I’ve recently re-designed and implemented a new network for home. A blog post will follow shortly detailing the design and my reasoning behind it all. This afternoon I’ve been kicking the tyres on the new build and making some tweaks here and there to maximize the performance.
One of the tests I ran was a network speed test between a virtual MS 2012 server and the Synology RS815 NAS. At the time of writing this blog the hypervisor had a single Gigabit connection to the switch (new fancy Intel dual port server adapter on order).
The 2012 server has an SMB share mounted to the NAS. The Cisco switch is running in layer 3 so the traffic between the server and the NAS is routed via an SVI on the switch. Jumbo frame sizes (9000 Bytes) were enabled on everything in the path including the vmxnet3 adaptor assigned by the hypervisor to the 2012 server.
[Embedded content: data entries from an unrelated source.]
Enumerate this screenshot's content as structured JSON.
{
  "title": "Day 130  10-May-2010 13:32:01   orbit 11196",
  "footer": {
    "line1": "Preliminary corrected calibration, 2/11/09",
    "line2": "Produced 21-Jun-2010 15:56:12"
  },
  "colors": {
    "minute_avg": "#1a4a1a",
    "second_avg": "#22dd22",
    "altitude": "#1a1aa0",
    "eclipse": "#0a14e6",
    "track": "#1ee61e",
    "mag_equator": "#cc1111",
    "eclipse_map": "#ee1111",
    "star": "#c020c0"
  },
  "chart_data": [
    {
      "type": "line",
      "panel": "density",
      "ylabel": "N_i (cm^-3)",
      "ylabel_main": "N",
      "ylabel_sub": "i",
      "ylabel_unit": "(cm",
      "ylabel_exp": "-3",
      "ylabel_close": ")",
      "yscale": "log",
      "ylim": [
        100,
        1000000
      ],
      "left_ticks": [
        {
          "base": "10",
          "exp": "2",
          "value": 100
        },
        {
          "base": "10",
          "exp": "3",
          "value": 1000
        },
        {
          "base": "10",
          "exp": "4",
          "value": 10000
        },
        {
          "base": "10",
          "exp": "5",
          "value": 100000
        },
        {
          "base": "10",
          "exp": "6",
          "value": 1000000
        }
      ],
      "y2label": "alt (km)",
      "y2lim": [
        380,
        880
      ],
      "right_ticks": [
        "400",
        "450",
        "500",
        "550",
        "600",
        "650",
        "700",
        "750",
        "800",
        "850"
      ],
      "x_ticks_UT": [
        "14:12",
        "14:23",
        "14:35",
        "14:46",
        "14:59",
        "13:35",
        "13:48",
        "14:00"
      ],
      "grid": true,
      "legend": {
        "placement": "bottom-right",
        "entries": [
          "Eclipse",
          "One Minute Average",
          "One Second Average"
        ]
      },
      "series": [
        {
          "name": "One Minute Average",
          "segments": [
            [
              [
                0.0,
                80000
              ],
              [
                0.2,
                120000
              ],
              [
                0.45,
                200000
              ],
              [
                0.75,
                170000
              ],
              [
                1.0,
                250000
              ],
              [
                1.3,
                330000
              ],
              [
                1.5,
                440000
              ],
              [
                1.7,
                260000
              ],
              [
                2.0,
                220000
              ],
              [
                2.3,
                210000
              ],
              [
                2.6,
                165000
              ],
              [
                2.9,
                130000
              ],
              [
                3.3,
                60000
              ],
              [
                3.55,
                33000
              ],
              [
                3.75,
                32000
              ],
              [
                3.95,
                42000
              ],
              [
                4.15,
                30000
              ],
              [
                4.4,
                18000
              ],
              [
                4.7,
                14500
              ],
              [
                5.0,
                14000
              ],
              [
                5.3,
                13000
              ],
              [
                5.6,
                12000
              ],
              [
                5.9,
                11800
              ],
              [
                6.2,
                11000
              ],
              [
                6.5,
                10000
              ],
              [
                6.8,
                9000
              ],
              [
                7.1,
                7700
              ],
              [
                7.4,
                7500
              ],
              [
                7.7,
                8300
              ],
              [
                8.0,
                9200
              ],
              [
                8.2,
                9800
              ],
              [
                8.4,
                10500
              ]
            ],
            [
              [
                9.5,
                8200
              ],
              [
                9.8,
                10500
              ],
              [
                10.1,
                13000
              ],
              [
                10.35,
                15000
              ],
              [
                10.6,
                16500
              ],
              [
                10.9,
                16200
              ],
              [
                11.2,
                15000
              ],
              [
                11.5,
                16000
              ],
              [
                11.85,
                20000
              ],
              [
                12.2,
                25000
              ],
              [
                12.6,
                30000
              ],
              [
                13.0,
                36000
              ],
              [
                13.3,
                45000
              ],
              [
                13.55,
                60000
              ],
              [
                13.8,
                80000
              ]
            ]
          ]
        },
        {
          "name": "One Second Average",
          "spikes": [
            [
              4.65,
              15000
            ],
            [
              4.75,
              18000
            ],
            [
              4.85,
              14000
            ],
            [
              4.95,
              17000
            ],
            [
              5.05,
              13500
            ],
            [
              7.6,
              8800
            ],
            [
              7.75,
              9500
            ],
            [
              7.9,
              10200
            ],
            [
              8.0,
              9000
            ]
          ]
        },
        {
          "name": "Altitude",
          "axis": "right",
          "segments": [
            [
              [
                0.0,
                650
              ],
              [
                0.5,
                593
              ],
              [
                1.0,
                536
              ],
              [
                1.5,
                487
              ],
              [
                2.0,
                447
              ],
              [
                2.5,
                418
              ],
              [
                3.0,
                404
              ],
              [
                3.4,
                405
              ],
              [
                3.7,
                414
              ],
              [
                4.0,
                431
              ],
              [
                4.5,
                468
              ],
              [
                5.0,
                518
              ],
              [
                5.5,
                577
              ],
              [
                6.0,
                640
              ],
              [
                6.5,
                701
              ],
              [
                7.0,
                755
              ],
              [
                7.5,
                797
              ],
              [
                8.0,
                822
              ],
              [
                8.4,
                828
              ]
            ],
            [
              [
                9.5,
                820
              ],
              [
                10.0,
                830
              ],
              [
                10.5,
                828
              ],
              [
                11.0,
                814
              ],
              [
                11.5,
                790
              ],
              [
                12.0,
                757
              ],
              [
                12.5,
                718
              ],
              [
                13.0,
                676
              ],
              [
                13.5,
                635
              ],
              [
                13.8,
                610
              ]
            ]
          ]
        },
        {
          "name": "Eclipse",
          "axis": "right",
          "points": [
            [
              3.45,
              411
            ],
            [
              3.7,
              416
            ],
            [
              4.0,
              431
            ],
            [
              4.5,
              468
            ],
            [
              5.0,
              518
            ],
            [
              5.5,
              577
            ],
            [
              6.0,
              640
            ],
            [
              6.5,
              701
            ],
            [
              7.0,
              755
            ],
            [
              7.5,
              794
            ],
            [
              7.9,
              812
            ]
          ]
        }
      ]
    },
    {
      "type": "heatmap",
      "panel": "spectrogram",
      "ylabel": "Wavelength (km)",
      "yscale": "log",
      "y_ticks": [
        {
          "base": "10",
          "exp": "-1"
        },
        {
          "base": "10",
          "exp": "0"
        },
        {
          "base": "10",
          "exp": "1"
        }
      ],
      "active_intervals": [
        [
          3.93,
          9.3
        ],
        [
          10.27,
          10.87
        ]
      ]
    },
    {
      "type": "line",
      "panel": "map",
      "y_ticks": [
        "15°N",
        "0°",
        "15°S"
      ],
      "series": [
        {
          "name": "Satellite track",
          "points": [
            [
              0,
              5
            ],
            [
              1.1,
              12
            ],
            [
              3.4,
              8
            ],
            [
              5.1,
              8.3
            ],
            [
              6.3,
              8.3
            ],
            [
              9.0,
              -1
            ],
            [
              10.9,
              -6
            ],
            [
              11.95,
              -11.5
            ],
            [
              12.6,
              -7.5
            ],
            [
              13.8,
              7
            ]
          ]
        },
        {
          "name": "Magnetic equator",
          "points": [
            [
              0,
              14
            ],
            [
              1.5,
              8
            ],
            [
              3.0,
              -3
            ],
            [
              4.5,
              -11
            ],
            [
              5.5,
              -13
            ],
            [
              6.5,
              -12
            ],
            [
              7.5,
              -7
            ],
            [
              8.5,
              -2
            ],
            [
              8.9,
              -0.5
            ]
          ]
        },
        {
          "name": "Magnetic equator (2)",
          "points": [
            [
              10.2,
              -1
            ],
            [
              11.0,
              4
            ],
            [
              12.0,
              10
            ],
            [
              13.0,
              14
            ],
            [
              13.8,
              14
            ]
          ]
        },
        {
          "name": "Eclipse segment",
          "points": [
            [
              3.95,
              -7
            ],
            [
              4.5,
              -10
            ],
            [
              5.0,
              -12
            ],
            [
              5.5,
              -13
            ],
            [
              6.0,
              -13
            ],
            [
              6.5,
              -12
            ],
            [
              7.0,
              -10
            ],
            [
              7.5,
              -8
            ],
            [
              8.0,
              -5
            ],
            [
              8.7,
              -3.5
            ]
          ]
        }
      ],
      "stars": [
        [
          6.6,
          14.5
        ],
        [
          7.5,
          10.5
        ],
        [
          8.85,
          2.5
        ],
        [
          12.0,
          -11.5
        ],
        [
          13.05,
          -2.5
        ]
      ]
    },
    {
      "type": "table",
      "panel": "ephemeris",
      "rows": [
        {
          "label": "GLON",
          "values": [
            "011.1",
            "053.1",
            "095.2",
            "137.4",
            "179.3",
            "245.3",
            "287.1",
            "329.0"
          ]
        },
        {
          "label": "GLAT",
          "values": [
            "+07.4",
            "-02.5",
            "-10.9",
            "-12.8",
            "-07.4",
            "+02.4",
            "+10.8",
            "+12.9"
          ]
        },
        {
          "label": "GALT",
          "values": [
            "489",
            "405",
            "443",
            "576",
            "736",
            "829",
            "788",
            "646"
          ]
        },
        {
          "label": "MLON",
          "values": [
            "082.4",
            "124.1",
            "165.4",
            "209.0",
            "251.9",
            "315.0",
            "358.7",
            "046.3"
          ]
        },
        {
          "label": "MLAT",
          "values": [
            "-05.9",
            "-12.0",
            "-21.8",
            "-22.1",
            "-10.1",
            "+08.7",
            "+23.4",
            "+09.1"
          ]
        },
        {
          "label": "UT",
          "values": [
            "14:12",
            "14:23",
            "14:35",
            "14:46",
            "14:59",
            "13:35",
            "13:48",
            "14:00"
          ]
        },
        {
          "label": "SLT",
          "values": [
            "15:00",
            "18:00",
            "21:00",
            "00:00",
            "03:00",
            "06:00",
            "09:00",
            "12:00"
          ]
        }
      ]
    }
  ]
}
Here is the result from one of the many tests I’ve been running:
I almost achieved line rate on the read test. Not to shabby considering the Synology NAS was also running various other services at the time of the testing.
I’m certainly looking forward to installing the fancy network adaptor thats on order. I’ll build another LACP LAG connection between the hypervisor and the switch. Not sure I’ll squeeze much more through though as remember the speed of a LAG link is only as fast as physical member ports (1 Gbps in my case).